2. Both donors and recipients have their own agendas that may differ form the official aid politics. It is often the case that Eastern European activists use ngos as springboards to advance their personal careers, for example by procuring western grants and contracts. The donors, otoh, often promote their own political agenda regardless of the needs of the recipinets society. According to Wedel, the US is much worse in this respect than Western Europeans. US-ers tend to avoid working with the recipient contry governments, which naturally pushes them them toward shadowy figuers of "civil society" (read: impostors, profiteers and gangsters) and promote narrow ideological agendas (such as privatization of SOEs) which do not resonate well with the aid recipients.

3. "Social proximity organizations" are often used as a vehicle of intriducing technological/organizational innovations, especually in the areas of health care and human services. The main reason for using this organizational form is to build trust relationship necessary for marketing professional commodities. This is probably the best (from left's point of view) usage of this organizational form in Eastern Europe.

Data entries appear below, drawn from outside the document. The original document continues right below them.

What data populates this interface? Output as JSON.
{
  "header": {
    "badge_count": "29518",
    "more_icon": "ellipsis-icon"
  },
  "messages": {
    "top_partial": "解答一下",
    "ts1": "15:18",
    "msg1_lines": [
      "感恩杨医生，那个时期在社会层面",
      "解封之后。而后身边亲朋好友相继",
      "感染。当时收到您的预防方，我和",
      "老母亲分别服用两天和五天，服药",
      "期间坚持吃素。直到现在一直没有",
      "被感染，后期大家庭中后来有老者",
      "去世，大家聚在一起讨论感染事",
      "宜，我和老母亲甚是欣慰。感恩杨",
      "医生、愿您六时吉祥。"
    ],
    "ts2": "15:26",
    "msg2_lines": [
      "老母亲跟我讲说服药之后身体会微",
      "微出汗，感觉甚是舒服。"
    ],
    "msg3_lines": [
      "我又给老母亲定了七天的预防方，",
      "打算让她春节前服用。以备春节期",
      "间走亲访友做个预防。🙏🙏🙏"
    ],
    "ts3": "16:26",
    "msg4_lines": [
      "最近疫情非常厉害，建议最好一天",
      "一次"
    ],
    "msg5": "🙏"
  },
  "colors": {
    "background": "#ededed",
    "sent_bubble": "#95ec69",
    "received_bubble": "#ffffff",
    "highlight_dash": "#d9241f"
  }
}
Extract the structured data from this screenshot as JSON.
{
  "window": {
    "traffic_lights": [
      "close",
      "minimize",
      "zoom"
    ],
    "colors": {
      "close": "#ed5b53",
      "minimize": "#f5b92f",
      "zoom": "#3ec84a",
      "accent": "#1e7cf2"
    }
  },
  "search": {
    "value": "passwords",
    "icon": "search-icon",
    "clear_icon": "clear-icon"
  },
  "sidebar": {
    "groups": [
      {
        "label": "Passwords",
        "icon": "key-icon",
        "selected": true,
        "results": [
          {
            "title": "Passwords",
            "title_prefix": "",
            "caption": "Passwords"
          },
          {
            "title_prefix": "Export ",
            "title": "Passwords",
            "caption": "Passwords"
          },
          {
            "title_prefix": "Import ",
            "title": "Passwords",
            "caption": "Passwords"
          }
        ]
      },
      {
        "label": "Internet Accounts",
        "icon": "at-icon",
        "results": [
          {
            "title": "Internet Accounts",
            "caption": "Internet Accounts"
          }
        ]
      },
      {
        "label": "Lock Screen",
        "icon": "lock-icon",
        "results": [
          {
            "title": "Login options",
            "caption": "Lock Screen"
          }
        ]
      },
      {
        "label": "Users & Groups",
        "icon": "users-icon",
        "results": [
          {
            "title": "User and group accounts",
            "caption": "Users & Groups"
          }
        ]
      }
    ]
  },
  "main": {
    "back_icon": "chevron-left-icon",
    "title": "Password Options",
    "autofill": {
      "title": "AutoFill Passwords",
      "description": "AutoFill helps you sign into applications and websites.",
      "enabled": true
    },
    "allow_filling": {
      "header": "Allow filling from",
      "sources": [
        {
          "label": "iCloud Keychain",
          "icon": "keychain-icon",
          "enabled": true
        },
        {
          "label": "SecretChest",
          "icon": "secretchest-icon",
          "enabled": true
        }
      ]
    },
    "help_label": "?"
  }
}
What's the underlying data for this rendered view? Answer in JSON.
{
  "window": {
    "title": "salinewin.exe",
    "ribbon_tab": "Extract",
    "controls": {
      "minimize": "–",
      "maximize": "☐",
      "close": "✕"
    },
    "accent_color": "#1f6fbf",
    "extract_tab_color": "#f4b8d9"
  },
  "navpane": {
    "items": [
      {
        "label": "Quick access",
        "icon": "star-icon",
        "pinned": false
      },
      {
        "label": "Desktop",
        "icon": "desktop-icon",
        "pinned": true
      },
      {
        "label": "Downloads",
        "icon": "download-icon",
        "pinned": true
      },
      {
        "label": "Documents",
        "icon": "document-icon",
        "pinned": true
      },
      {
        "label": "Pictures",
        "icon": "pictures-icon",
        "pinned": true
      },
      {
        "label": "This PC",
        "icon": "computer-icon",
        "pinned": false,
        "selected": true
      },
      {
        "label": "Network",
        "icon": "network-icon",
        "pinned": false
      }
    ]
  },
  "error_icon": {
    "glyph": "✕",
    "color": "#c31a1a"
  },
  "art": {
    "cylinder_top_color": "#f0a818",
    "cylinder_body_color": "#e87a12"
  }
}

4. The Roman Catholic Church is quite active in the "civil society" field, but its role vary considerably. On the one hand, it creates and opertates organizations serving genuine social needs, such as hospice care, substance abuse, poverty alleviation etc. Even in more controversial areas, such as anti-abortion activism, Church-affiliated orgs tend to provide some form of service (shelters, income support) in addition to mere propaganda. On the other hand, there are Church-affiliated organizations devoted solely to political purposes, promotion of faith, fighting secularism etc. But in general, th emain propaganda vehicle is the church itself (i.e. its sunday services and religious instruction) whereas its "civil society" appendages tend to serve genuine social needs.

5. The main political mobilization vehicle are still unions and political parties, and they also maintain considerable clout. Poland has tro main union federation, the one that emerged from the "company unions" under central planning and currently affiliated with the center-left coalition, and the one affiliated with "Solidarity" which has its won political coalition (center-right). The problem is, however, that labels "left" and "right" are generally meaningless in the EE context. The so-called leftists are often liberals, politically, economically, and culturally. The so-called rightists are often very strange bedfellows, keynesianists, neo-liberals, nationalists, trade unionists, cultural conservatives. Religious fundamentalists tend form a separate camp - their main mobilization vehicle are ecclesiastic organizations (churches + appendages).

In sum, social proximity organizations (human service and health care providers, civic associations, unions, political parties etc.) are tools to promote the agendas of different interest groups, mainly occupational groups and professions, but also political elites and the church. Their role cannot and should not be viewed seprately from the interest groups their represent. In that respect they are akin to Gramsci's concept of "organic intellectual" - i.e. knowledge workers whose main "value" lies in their allegiance to different social classes. Some of those organizations are more or less aligned with the interests of the working classes (including professionals) and for that reason they are "good" from the Left's point of view. Other are aligned with the elite, business or reactionary forces and they are "bad."